Social Security Scams are on the Rise
Have you or someone you know received a call or voicemail from someone warning that your Social Security number or benefits are suspended due to suspicious activity?
Scammers are hoping you’ll be scared into believing their claims and will usually ask you to confirm your Social Security number and pay money to “reactivate” your number, protect it, or restore your benefits.
According to the Consumer Financial Protection Bureau (CFPB), Social Security scams now outnumber other types of scams, including Internal Revenue Service (IRS) scams, which were formerly the most common. Pretending to be a representative of the government is a common way for fraudsters to trick people into giving up their money or personal information. Knowing how to tell the difference between a scammer and a genuine call from the federal government is important.
Click here for the facts!
Sign up for VISA Purchase Alerts and Online Banking eAlerts to protect yourself from fraud!
Visa Purchase Alerts
Visit https://purchasealerts.visa.com/vca-web/check to receive real-time alerts via email or text message on:
Individual transaction thresholds
Transactions where the card is not present
Click here to see a short video on how to set up VISA Purchase Alerts.
Online Banking eAlerts
Log into Online Banking, select the Services tab. Alerts can be set up via the Manage Alerts option. Choose to be alerted for:
Deposit and withdrawal transactions
Click here to see a short video on how to set up eAlerts.

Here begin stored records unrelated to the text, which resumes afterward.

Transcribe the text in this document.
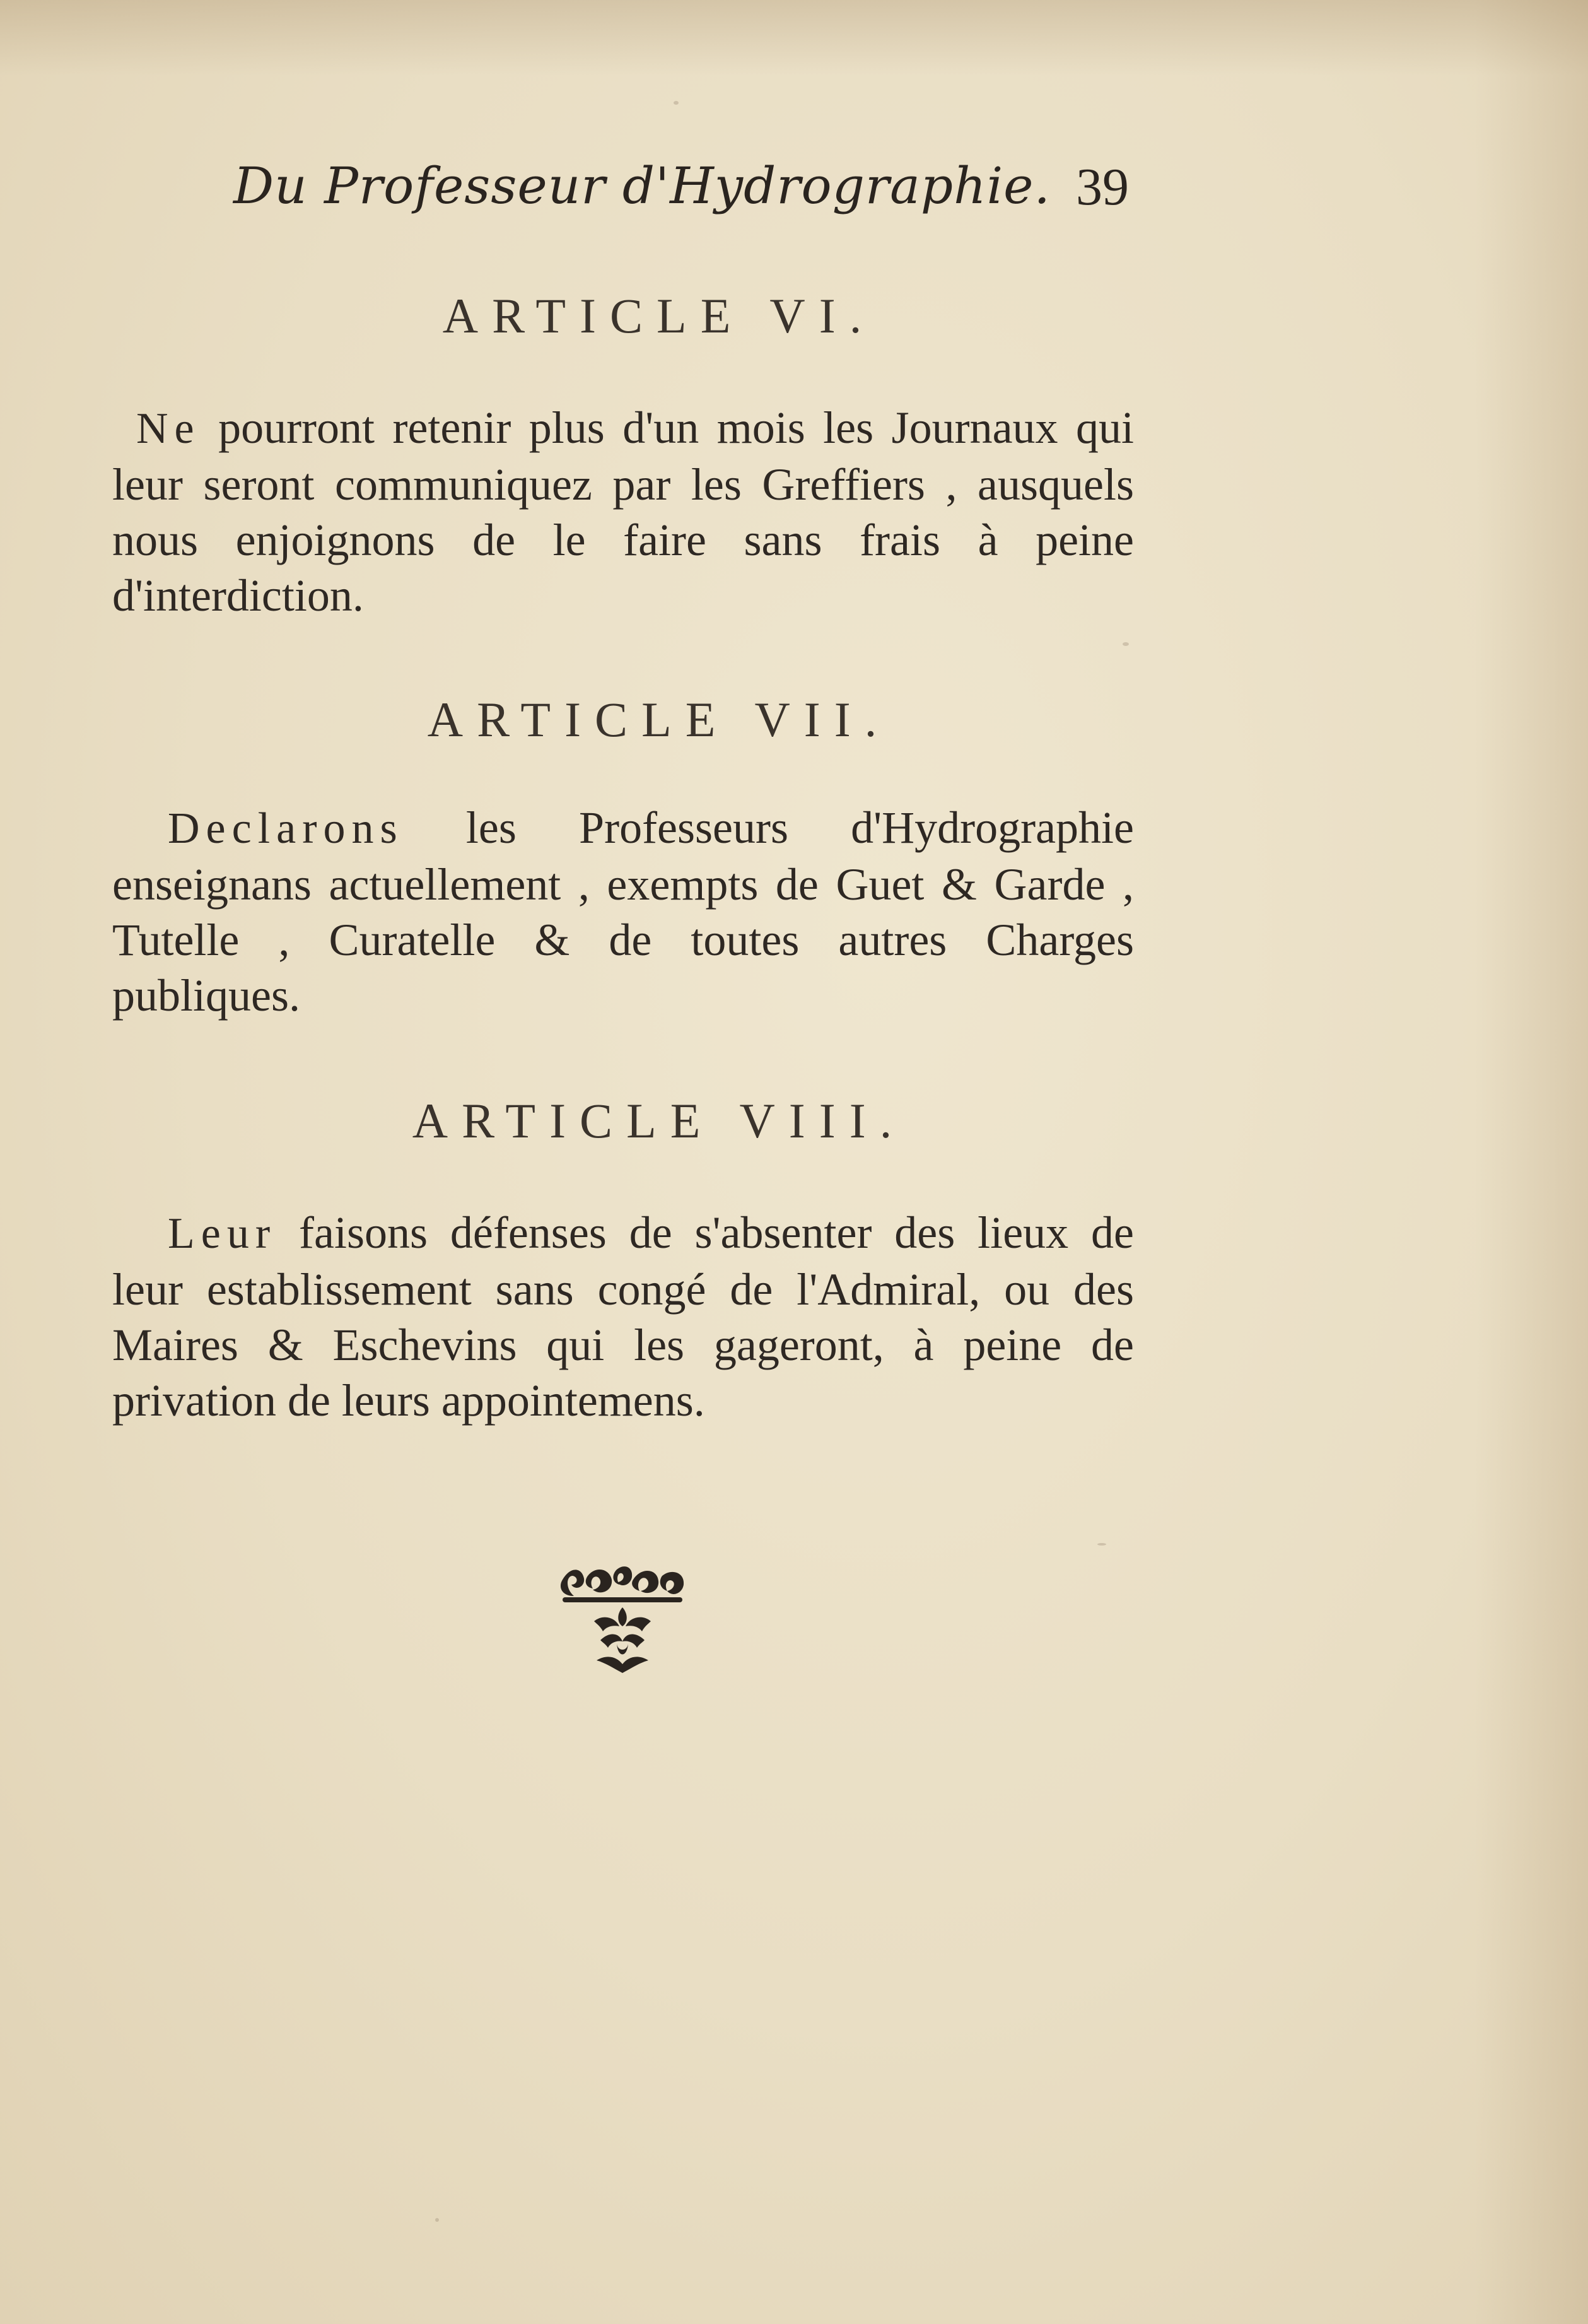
Du Professeur d'Hydrographie. 39
ARTICLE VI.

Ne pourront retenir plus d'un mois les Journaux qui leur seront communiquez par les Greffiers , ausquels nous enjoignons de le faire sans frais à peine d'interdiction.

ARTICLE VII.

Declarons les Professeurs d'Hydrographie enseignans actuellement , exempts de Guet & Garde , Tutelle , Curatelle & de toutes autres Charges publiques.

ARTICLE VIII.

Leur faisons défenses de s'absenter des lieux de leur establissement sans congé de l'Admiral, ou des Maires & Eschevins qui les gageront, à peine de privation de leurs appointemens.
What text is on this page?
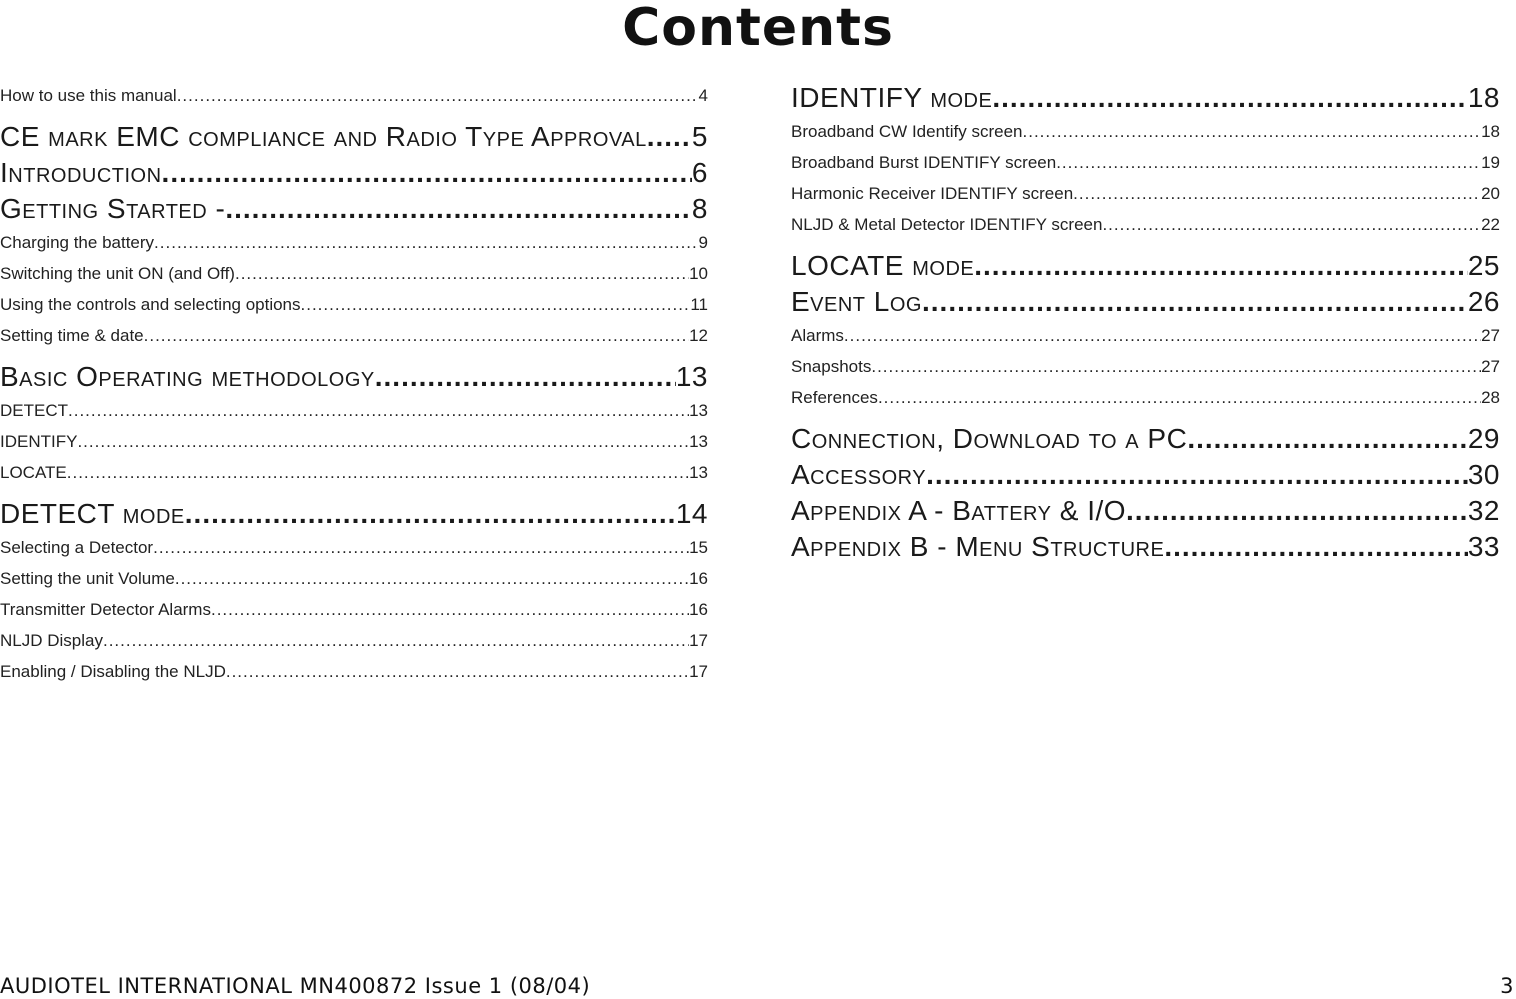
Contents
How to use this manual .....	4
CE mark EMC compliance and Radio Type Approval ..... 5
Introduction .....	6
Getting Started - .....	8
Charging the battery .....	9
Switching the unit ON (and Off) .....	10
Using the controls and selecting options .....	11
Setting time & date .....	12
Basic Operating methodology .....	13
DETECT .....	13
IDENTIFY .....	13
LOCATE .....	13
DETECT mode .....	14
Selecting a Detector .....	15
Setting the unit Volume .....	16
Transmitter Detector Alarms .....	16
NLJD Display .....	17
Enabling / Disabling the NLJD .....	17
IDENTIFY mode .....	18
Broadband CW Identify screen .....	18
Broadband Burst IDENTIFY screen .....	19
Harmonic Receiver IDENTIFY screen .....	20
NLJD & Metal Detector IDENTIFY screen .....	22
LOCATE mode .....	25
Event Log .....	26
Alarms .....	27
Snapshots .....	27
References .....	28
Connection, Download to a PC .....	29
Accessory .....	30
Appendix A - Battery & I/O .....	32
Appendix B - Menu Structure .....	33
AUDIOTEL INTERNATIONAL MN400872 Issue 1 (08/04)	3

Tips to help protect your personal and financial information:
Monitor your account transactions
By regularly tracking your card usage, you will be able to identify unauthorized usage of your funds.
Check your credit report
You are entitled to one free credit report from each credit bureau each year! Visit https://www.annualcreditreport.com and select the bureau from which you would like to receive your report. Stagger your reports throughout the year for the most accurate and up-to-date information.
Be cautious when opening email, clicking links or paying online
Never click on links in the body of an email or download attachments from senders you do not know. Pay close attention to the email address and body of the email to ensure the message is coming from the correct place. Never save your financial information to a merchant site that you do not frequently use. If you receive an email, text message or phone call from someone claiming to be a financial representative who asks for your account number or social security information, DO NOT provide it. Instead contact your financial institution immediately and report the incident.
InFirst FCU will NEVER solicit personal or financial information.
NEVER respond to requests for information (via e-mail, phone, text messaging or mail) unless you initiate the request.